The Swiss National Bank (SNB) has unexpectedly entered the spotlight after reports surfaced that it invested $37 million in MicroStrategy shares. The move comes despite repeated rejections by SNB President Martin Schlegel on holding cryptocurrencies directly as part of the nation’s reserves. The development has triggered debate over whether this signals a tactical shift in Switzerland’s approach to digital assets and whether Bitcoin exposure is creeping into central bank strategies indirectly.
SNB Investment in MicroStrategy Raises Eyebrows
According to market filings, the Swiss National Bank made a $37 million purchase in MicroStrategy, a company known for its aggressive Bitcoin acquisitions. MicroStrategy currently holds more than 581,000 Bitcoins, valued at $63 billion as of June 2025. By choosing to invest in the firm, the SNB indirectly links itself to Bitcoin exposure without officially holding the cryptocurrency on its balance sheet.
This move comes at a time when the central bank faces public pressure. In December 2024, a people’s initiative called for the SNB to add Bitcoin reserves directly. While that initiative has yet to be translated into policy, the MicroStrategy investment is viewed by analysts as a subtle step toward digital diversification.
Public Rejection Versus Strategic Reality
SNB President Martin Schlegel has repeatedly dismissed Bitcoin as too volatile and insecure to qualify as a reserve asset. In May 2024, he publicly reiterated that cryptocurrencies were incompatible with the Swiss National Bank’s conservative risk profile. However, this latest investment appears to soften that stance in practice, even if not in words.
Observers argue that the SNB may be employing a pragmatic strategy by investing in equities like MicroStrategy. The central bank benefits from Bitcoin’s upside while avoiding the complications of custody, security, and regulatory conflicts. This layered approach gives the SNB investment a hedge-like quality while allowing officials to maintain their official rejection of direct cryptocurrency holdings.

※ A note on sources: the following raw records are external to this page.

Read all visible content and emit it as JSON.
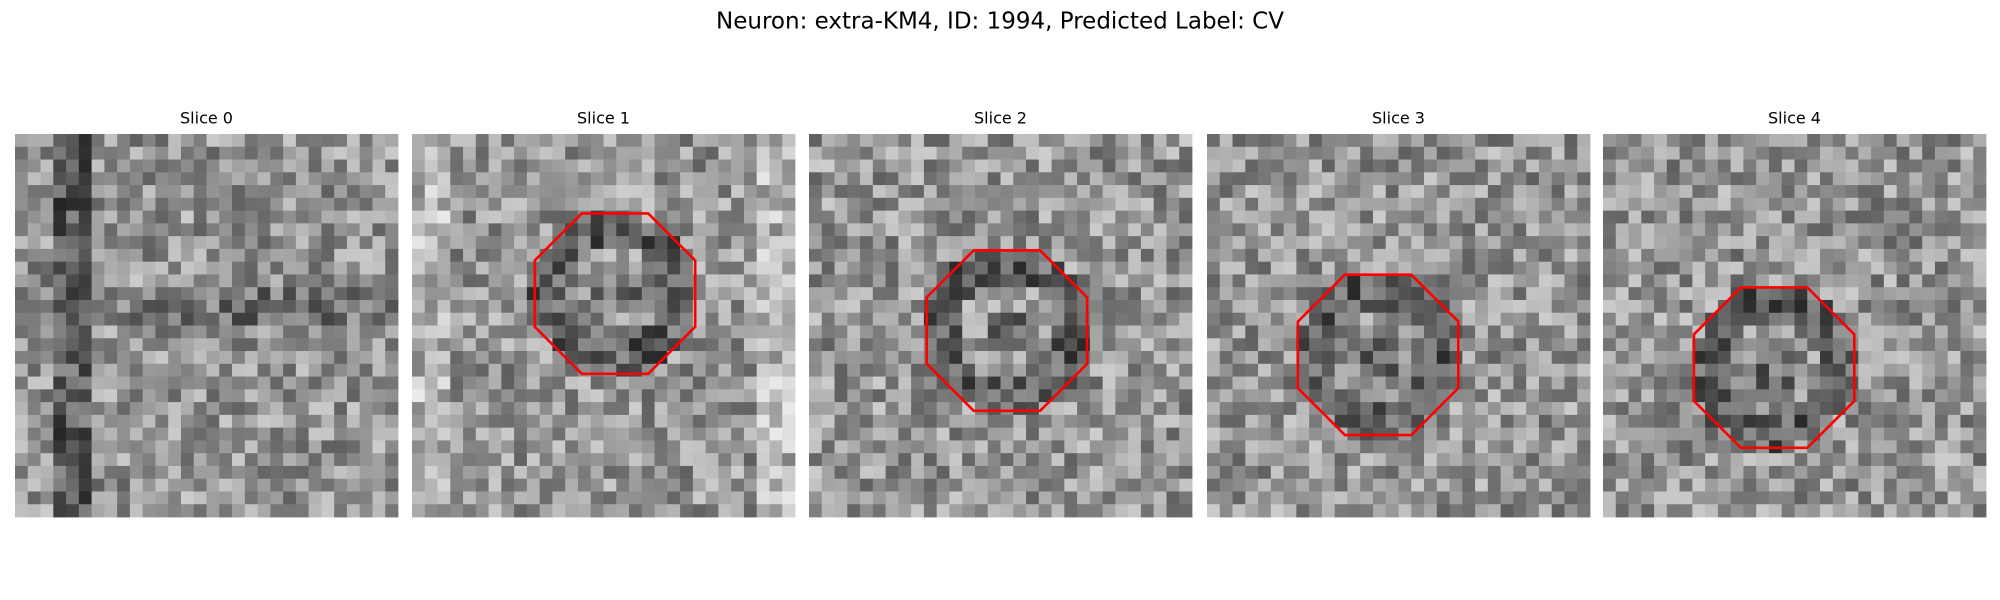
{
  "title": "Neuron: extra-KM4, ID: 1994, Predicted Label: CV",
  "panels": [
    {
      "title": "Slice 0"
    },
    {
      "title": "Slice 1"
    },
    {
      "title": "Slice 2"
    },
    {
      "title": "Slice 3"
    },
    {
      "title": "Slice 4"
    }
  ]
}
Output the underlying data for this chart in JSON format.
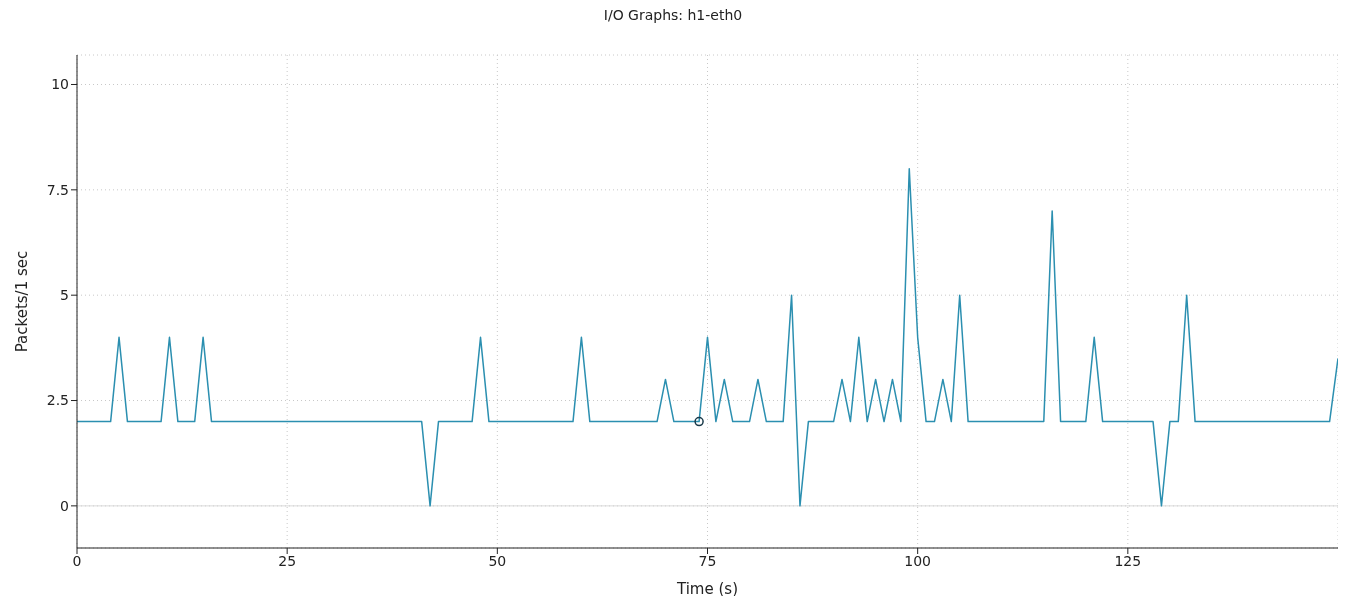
{
  "chart_data": {
    "type": "line",
    "title": "I/O Graphs: h1-eth0",
    "xlabel": "Time (s)",
    "ylabel": "Packets/1 sec",
    "xlim": [
      0,
      150
    ],
    "xticks": [
      0,
      25,
      50,
      75,
      100,
      125
    ],
    "ylim": [
      -1,
      10.7
    ],
    "yticks": [
      0,
      2.5,
      5,
      7.5,
      10
    ],
    "grid": true,
    "marker": "none",
    "line_style": "solid",
    "ref_lines": [
      {
        "axis": "y",
        "value": 0,
        "color": "#d9d9d9"
      }
    ],
    "series": [
      {
        "color": "#2b8fb0",
        "x": [
          0,
          4,
          5,
          6,
          10,
          11,
          12,
          14,
          15,
          16,
          41,
          42,
          43,
          47,
          48,
          49,
          59,
          60,
          61,
          69,
          70,
          71,
          74,
          75,
          76,
          77,
          78,
          80,
          81,
          82,
          84,
          85,
          86,
          87,
          90,
          91,
          92,
          93,
          94,
          95,
          96,
          97,
          98,
          99,
          100,
          101,
          102,
          103,
          104,
          105,
          106,
          115,
          116,
          117,
          120,
          121,
          122,
          128,
          129,
          130,
          131,
          132,
          133,
          149,
          150
        ],
        "values": [
          2,
          2,
          4,
          2,
          2,
          4,
          2,
          2,
          4,
          2,
          2,
          0,
          2,
          2,
          4,
          2,
          2,
          4,
          2,
          2,
          3,
          2,
          2,
          4,
          2,
          3,
          2,
          2,
          3,
          2,
          2,
          5,
          0,
          2,
          2,
          3,
          2,
          4,
          2,
          3,
          2,
          3,
          2,
          8,
          4,
          2,
          2,
          3,
          2,
          5,
          2,
          2,
          7,
          2,
          2,
          4,
          2,
          2,
          0,
          2,
          2,
          5,
          2,
          2,
          3.5
        ]
      },
      {
        "type": "scatter",
        "color": "#1a3a4a",
        "marker": "circle",
        "x": [
          74
        ],
        "values": [
          2
        ]
      }
    ]
  }
}
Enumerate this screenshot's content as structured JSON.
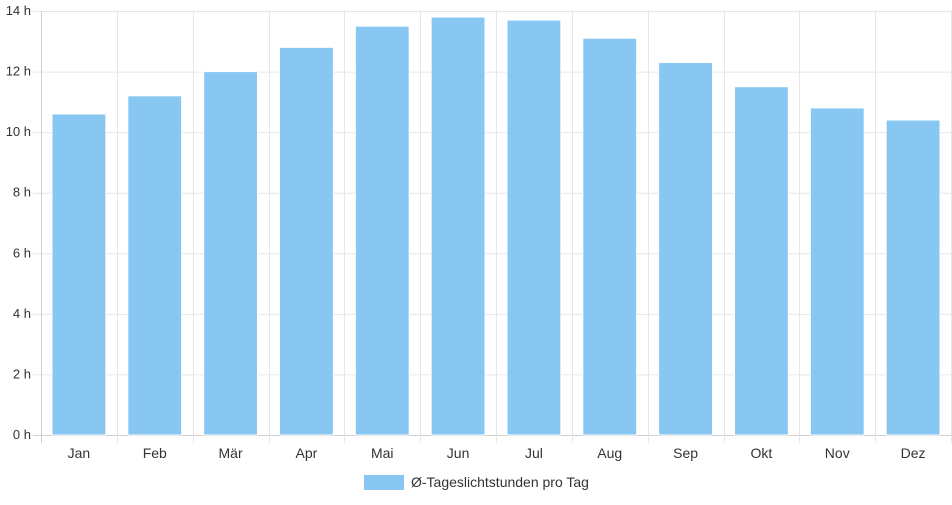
{
  "chart_data": {
    "type": "bar",
    "categories": [
      "Jan",
      "Feb",
      "Mär",
      "Apr",
      "Mai",
      "Jun",
      "Jul",
      "Aug",
      "Sep",
      "Okt",
      "Nov",
      "Dez"
    ],
    "series": [
      {
        "name": "Ø-Tageslichtstunden pro Tag",
        "values": [
          10.6,
          11.2,
          12.0,
          12.8,
          13.5,
          13.8,
          13.7,
          13.1,
          12.3,
          11.5,
          10.8,
          10.4
        ],
        "color": "#87c7f2"
      }
    ],
    "yticks": [
      "0 h",
      "2 h",
      "4 h",
      "6 h",
      "8 h",
      "10 h",
      "12 h",
      "14 h"
    ],
    "ylim": [
      0,
      14
    ],
    "grid": true,
    "legend_position": "bottom"
  }
}
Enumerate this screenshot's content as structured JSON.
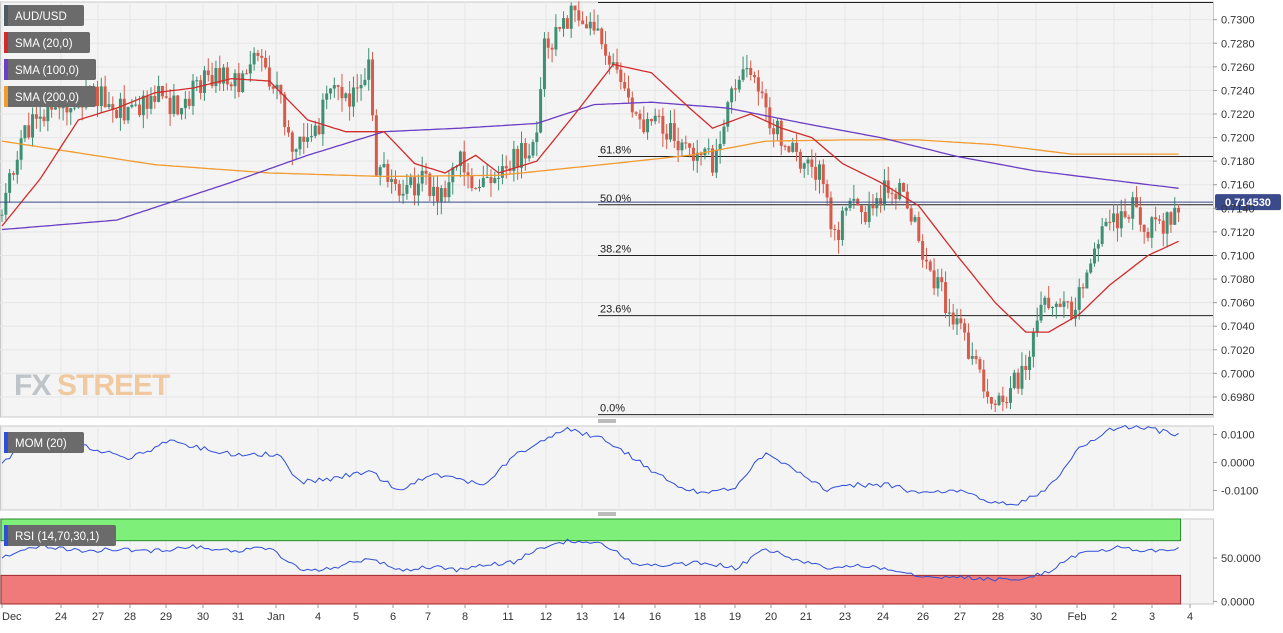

Central Banks and the Bitcoin Reserve Debate
The SNB’s quiet step into indirect Bitcoin exposure mirrors a broader global debate. Some financial experts suggest central banks may increasingly adopt such tactics, holding exposure through equities instead of outright reserves. The Bitcoin Policy Institute’s 2024 report pointed out that this can occur since institutions can take indirect routes, along with institutional risk aversion and innovation at an institutional level.
At the same time, the European Central Bank (ECB) has criticized Bitcoin very sharply, and its 2024 report characterized Bitcoin’s value as “volatile and socially harmful,” thus supporting Schlegel’s public statements. Yet, this conservative view is now facing pressure as corporate success stories challenge long-held skepticism.
MicroStrategy Success Adds Pressure on Institutions
MicroStrategy’s continued success highlights the growing tension for central banks. The firm recently acquired 22,048 Bitcoins for an average price of $86,969, showcasing its bullish view of the asset over the long term. This audacious strategy solidifies MicroStrategy’s position as a leader in corporate digital asset adoption.
For the SNB, investing in MicroStrategy means aligning with a firm that has made Bitcoin the core of its balance sheet. This indirect step could intensify public calls for more transparent Bitcoin exposure in the Swiss central bank’s reserves. Analysts suggest the SNB investment may not be a one-off move but the beginning of a cautious yet significant shift in Switzerland’s monetary stance.
Conclusion
The Swiss National Bank’s $37 million investment in MicroStrategy has opened a new chapter in the debate over central bank engagement with Bitcoin. While SNB President Martin Schlegel maintains a public stance against direct cryptocurrency holdings, the bank’s investment decisions tell a different story. By securing indirect Bitcoin exposure through equities, the SNB signals a willingness to adapt without openly contradicting its own policies.
This nuanced strategy highlights a growing trend: central banks navigating the fine line between traditional reserve management and the disruptive rise of digital assets. With MicroStrategy’s bold Bitcoin accumulation putting pressure on conventional finance, the SNB investment could mark an early shift in how central banks quietly embrace digital exposure. The conversation around Bitcoin reserves is no longer hypothetical—it is unfolding in real time, with Switzerland at its center.